As shown in FIG. 2, the paths of gamma photons 20, 22 passing through the grid on their way to the product will either pass directly through, unaffected, if they pass through the space or cell passage, as indicated generally at 20, or will be partially or wholly attenuated by one or more of the restrictor plates 18,19 in the grid 10, as indicated by numeral 22.

The effect of the polarizing or distribution grid 10 of this invention is to reduce the number of photons that are not traveling at or near desired angle (e.g. a right angle) to the target product's face plane, without significantly reducing photons approaching the target product at a desired angle (e.g. right angles). The high surface doses that are normally experienced in prior art irradiators are the result of the photons emitted from the source plaque 12 that approach the product target 14 at an extreme angle, as generally indicated by numeral 22. These "extreme angle" photons are substantially reduced by the grid 10 as shown in FIG. 2.

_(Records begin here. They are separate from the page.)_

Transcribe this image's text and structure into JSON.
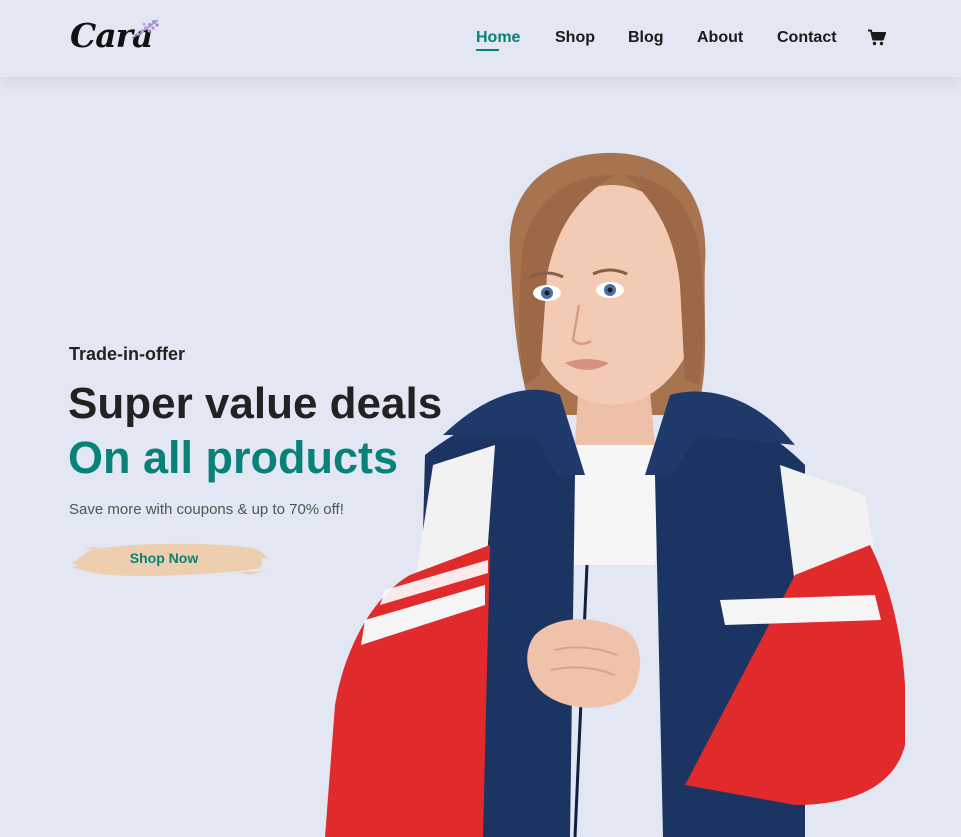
{
  "brand": {
    "name": "Cara"
  },
  "nav": {
    "items": [
      {
        "label": "Home",
        "active": true
      },
      {
        "label": "Shop",
        "active": false
      },
      {
        "label": "Blog",
        "active": false
      },
      {
        "label": "About",
        "active": false
      },
      {
        "label": "Contact",
        "active": false
      }
    ],
    "cart_icon": "shopping-cart-icon"
  },
  "hero": {
    "eyebrow": "Trade-in-offer",
    "title_line1": "Super value deals",
    "title_line2": "On all products",
    "subtitle": "Save more with coupons & up to 70% off!",
    "cta_label": "Shop Now",
    "image_description": "model"
  },
  "colors": {
    "background": "#e3e6f3",
    "accent": "#088178",
    "text_dark": "#222222",
    "button_paint": "#edcfb0"
  }
}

With reference now to FIGS. 3a and 3b, there are seven variables which control the effectiveness of the grid 10. First is a distance "A" between vertical portions 19. Next, the thickness "B" of the vertical portions 19. The third variable considered is the thickness "C" of grid 10. The fourth variable is the material "D" from which the grid 10 is fabricated. The next variable is the distance "E" from the source plaque 12 at a centerline 24 to a grid centerline 26. The sixth variable is the distance "F" from grid centerline 26 to a face 28 of the product target 14. The last or seventh variable considered is the distance "G" from source centerline 24 to a product centerline 29.

The analysis has been carried out for the geometry of the grid 10 shown in FIG. 1 which is rectilinear. However, any number of other grid geometries and combinations can be employed. Other embodiments of grids in accordance with the invention are shown in FIG. 4 which grids have cell configurations that are triangular 30, hexagonal 32, or circular 34. These geometric patterns may be arranged vertically or horizontally, and in some cases it may be desirable to utilize non-uniform patterns, as long as the variable spacing, element thickness, and grid angles used sufficiently polarize or distribute the radiation flux.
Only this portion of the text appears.